Robinette as Mertis, aka Kitty, is the off-kilter proprietress of a Bed & Breakfast in Gettysburg, Pennsylvania.  Her blind, mentally deranged friend, Genevieve (Dulaski), imagines noises in the house.  The duo have latched onto mysticism for reasons not made clear.  Perhaps to explain why the lights flicker and the electricity frequently fails or why Kitty’s husband never appears.  “He’s not well.”  But we discover he was working on the historic home’s electrical system.  Is this a clue? To what? Credit lighting designer Andrew Cissna for the blackouts and the plethora of antique lamps.  Are we spooked?  It’s a stretch to be frightened when there’s no murder.

Anna Moon and Jonathan Feuer in John. Photo by Margot Schulman.

Certainly the creepiest part is Paige Hathaway’s set design chockfull of dozens of dolls, tchotchkes (a huge collection of china cats!!!), and an abundance of Christmas décor.  One of the dolls, perched atop a player piano, is the target of attention from Jenny (Anna Moon) – one half of the couple that is staying at the B&B.  Jenny had the same American Girl doll and is overwhelmed with guilt that as an adult she has relegated the doll to a box in her mother’s attic.  She shares with Kitty an obsessive attachment to objects and the imparting of human emotions to them.  Her passive-aggressive, jealous boyfriend Elias (Jonathan Feuer) is coming off anti-depressants and is in meltdown mode.  There are ferocious fights that result in them sleeping in separate rooms.

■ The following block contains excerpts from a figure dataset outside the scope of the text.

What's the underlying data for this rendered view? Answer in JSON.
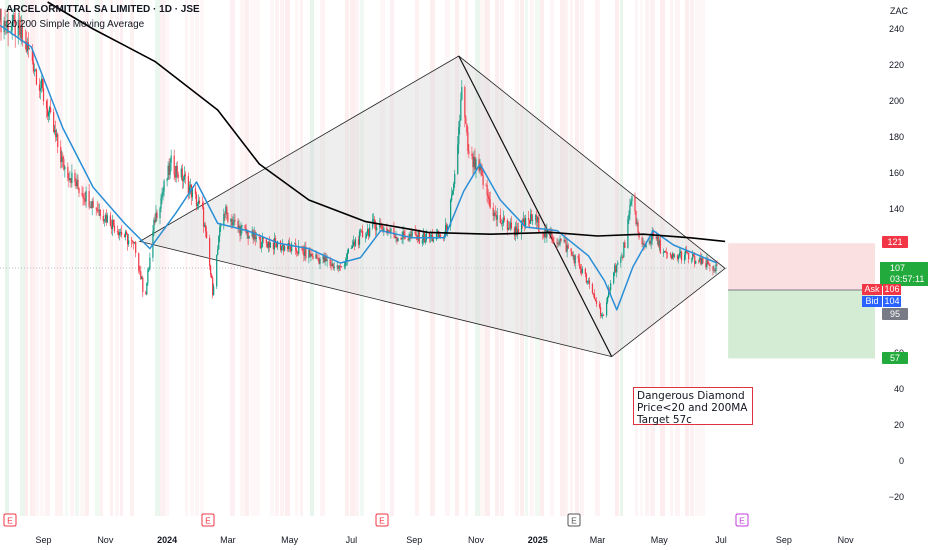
{
  "header": {
    "title": "ARCELORMITTAL SA LIMITED · 1D · JSE",
    "indicator": "20,200 Simple Moving Average",
    "currency_unit": "ZAC"
  },
  "price_scale": {
    "current_price": "107",
    "countdown": "03:57:11",
    "ask_label": "Ask",
    "ask_value": "106",
    "bid_label": "Bid",
    "bid_value": "104",
    "target_top_label": "121",
    "stop_label": "95",
    "target_label": "57"
  },
  "annotation": {
    "line1": "Dangerous Diamond",
    "line2": "Price<20 and 200MA",
    "line3": "Target 57c"
  },
  "event_markers": [
    {
      "label": "E",
      "kind": "earnings-past",
      "date": "2023-08"
    },
    {
      "label": "E",
      "kind": "earnings-past",
      "date": "2024-02"
    },
    {
      "label": "E",
      "kind": "earnings-past",
      "date": "2024-08"
    },
    {
      "label": "E",
      "kind": "earnings-dark",
      "date": "2025-02"
    },
    {
      "label": "E",
      "kind": "earnings-future",
      "date": "2025-07"
    }
  ],
  "colors": {
    "bull": "#089981",
    "bear": "#f23645",
    "sma20": "#2a8fd6",
    "sma200": "#000000",
    "pattern_fill": "#d9d9d9",
    "target_zone": "#d3ecd3",
    "stop_zone": "#fbe0e2"
  },
  "chart_data": {
    "type": "candlestick",
    "symbol": "ARCELORMITTAL SA LIMITED",
    "interval": "1D",
    "exchange": "JSE",
    "y_unit": "ZAC",
    "ylim": [
      -30,
      250
    ],
    "y_ticks": [
      -20,
      0,
      20,
      40,
      60,
      80,
      100,
      120,
      140,
      160,
      180,
      200,
      220,
      240
    ],
    "x_range": [
      "2023-07-20",
      "2025-11-30"
    ],
    "x_tick_labels": [
      "Sep",
      "Nov",
      "2024",
      "Mar",
      "May",
      "Jul",
      "Sep",
      "Nov",
      "2025",
      "Mar",
      "May",
      "Jul",
      "Sep",
      "Nov"
    ],
    "x_tick_dates": [
      "2023-09-01",
      "2023-11-01",
      "2024-01-01",
      "2024-03-01",
      "2024-05-01",
      "2024-07-01",
      "2024-09-01",
      "2024-11-01",
      "2025-01-01",
      "2025-03-01",
      "2025-05-01",
      "2025-07-01",
      "2025-09-01",
      "2025-11-01"
    ],
    "close_path": [
      [
        "2023-07-20",
        245
      ],
      [
        "2023-08-05",
        240
      ],
      [
        "2023-08-20",
        225
      ],
      [
        "2023-09-05",
        195
      ],
      [
        "2023-09-20",
        165
      ],
      [
        "2023-10-05",
        152
      ],
      [
        "2023-10-25",
        140
      ],
      [
        "2023-11-15",
        128
      ],
      [
        "2023-12-01",
        118
      ],
      [
        "2023-12-10",
        90
      ],
      [
        "2023-12-20",
        135
      ],
      [
        "2024-01-05",
        165
      ],
      [
        "2024-01-20",
        155
      ],
      [
        "2024-02-05",
        138
      ],
      [
        "2024-02-15",
        95
      ],
      [
        "2024-02-25",
        140
      ],
      [
        "2024-03-10",
        130
      ],
      [
        "2024-04-01",
        122
      ],
      [
        "2024-04-20",
        120
      ],
      [
        "2024-05-10",
        117
      ],
      [
        "2024-06-01",
        112
      ],
      [
        "2024-06-20",
        107
      ],
      [
        "2024-07-05",
        122
      ],
      [
        "2024-07-25",
        132
      ],
      [
        "2024-08-15",
        125
      ],
      [
        "2024-09-15",
        124
      ],
      [
        "2024-10-01",
        125
      ],
      [
        "2024-10-10",
        150
      ],
      [
        "2024-10-18",
        205
      ],
      [
        "2024-10-25",
        168
      ],
      [
        "2024-11-05",
        160
      ],
      [
        "2024-11-20",
        135
      ],
      [
        "2024-12-10",
        128
      ],
      [
        "2024-12-28",
        135
      ],
      [
        "2025-01-10",
        125
      ],
      [
        "2025-01-25",
        122
      ],
      [
        "2025-02-10",
        110
      ],
      [
        "2025-02-25",
        92
      ],
      [
        "2025-03-08",
        78
      ],
      [
        "2025-03-15",
        105
      ],
      [
        "2025-03-25",
        112
      ],
      [
        "2025-04-05",
        148
      ],
      [
        "2025-04-12",
        118
      ],
      [
        "2025-04-25",
        125
      ],
      [
        "2025-05-10",
        112
      ],
      [
        "2025-05-25",
        115
      ],
      [
        "2025-06-10",
        110
      ],
      [
        "2025-06-27",
        107
      ]
    ],
    "sma20_path": [
      [
        "2023-07-20",
        242
      ],
      [
        "2023-08-20",
        230
      ],
      [
        "2023-09-20",
        185
      ],
      [
        "2023-10-20",
        152
      ],
      [
        "2023-11-20",
        132
      ],
      [
        "2023-12-15",
        118
      ],
      [
        "2024-01-10",
        138
      ],
      [
        "2024-01-30",
        155
      ],
      [
        "2024-02-20",
        132
      ],
      [
        "2024-03-20",
        128
      ],
      [
        "2024-04-20",
        121
      ],
      [
        "2024-05-20",
        118
      ],
      [
        "2024-06-20",
        110
      ],
      [
        "2024-07-10",
        113
      ],
      [
        "2024-07-30",
        128
      ],
      [
        "2024-08-30",
        124
      ],
      [
        "2024-10-01",
        124
      ],
      [
        "2024-10-20",
        150
      ],
      [
        "2024-11-05",
        165
      ],
      [
        "2024-11-25",
        145
      ],
      [
        "2024-12-20",
        130
      ],
      [
        "2025-01-20",
        128
      ],
      [
        "2025-02-20",
        114
      ],
      [
        "2025-03-08",
        100
      ],
      [
        "2025-03-20",
        84
      ],
      [
        "2025-04-05",
        108
      ],
      [
        "2025-04-25",
        128
      ],
      [
        "2025-05-15",
        120
      ],
      [
        "2025-06-10",
        114
      ],
      [
        "2025-06-27",
        110
      ]
    ],
    "sma200_path": [
      [
        "2023-09-05",
        255
      ],
      [
        "2023-10-20",
        240
      ],
      [
        "2023-12-20",
        222
      ],
      [
        "2024-02-20",
        195
      ],
      [
        "2024-04-01",
        165
      ],
      [
        "2024-05-20",
        145
      ],
      [
        "2024-07-15",
        133
      ],
      [
        "2024-09-15",
        127
      ],
      [
        "2024-11-15",
        126
      ],
      [
        "2025-01-15",
        127
      ],
      [
        "2025-03-01",
        125
      ],
      [
        "2025-04-15",
        126
      ],
      [
        "2025-06-01",
        124
      ],
      [
        "2025-07-05",
        122
      ]
    ],
    "pattern": {
      "name": "Dangerous Diamond",
      "vertices": [
        [
          "2023-12-05",
          122
        ],
        [
          "2024-10-15",
          225
        ],
        [
          "2025-07-05",
          107
        ],
        [
          "2025-03-15",
          58
        ]
      ]
    },
    "trade_zones": {
      "stop_top": 121,
      "entry": 95,
      "target": 57
    },
    "annotations": [
      "Dangerous Diamond",
      "Price<20 and 200MA",
      "Target 57c"
    ]
  }
}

But back to the red herrings.  Kitty frequently changes the time on a grandfather clock and writes down her daily reflections in an unknown language.  At one point the lights go out in the theater and we hear a chuckle.  Who or what?  Kitty tells Elias not to ask about a portrait of a woman.  This is never resolved.  Kitty tells the couple she doesn’t drink.  She chugs a glass of wine.  Elias visits the Gettysburg battlefields and claims he has taken a photo that has a ghostly image.  Also, he hates B&Bs, “The tragedy of B&Bs is to be homey and cute and filled with tchotchkes.”  Why are they staying at one?  They insult the others’ cultural backgrounds – he’s Jewish, she’s Asian. There’s a reference to the house being a former Civil War hospital – arms and legs were tossed out the windows.  No ghosts arrive.  Genevieve is fixated on the husband she abandoned.  This never comes up again, though a lot of dialogue is spent on how he invaded her thoughts for years.  His name was John.  Elias was kissed by a man when he was a child.  We never learn if any of this is relevant.

Nancy Robinette, Jonathan Feuer and Ilona Dulaski in John. Photo by Margot Schulman.

I don’t think I’m giving anything away.  There are plenty more contrivances that never add up.  If this is meant to be like Get Out, this year’s Oscar-nominated horror film, they lost this reviewer amid the smokescreens in a B&B in Gettysburg.

With Costume Design by Debra Kim Sivigny and Sound Design by Kenny Neal.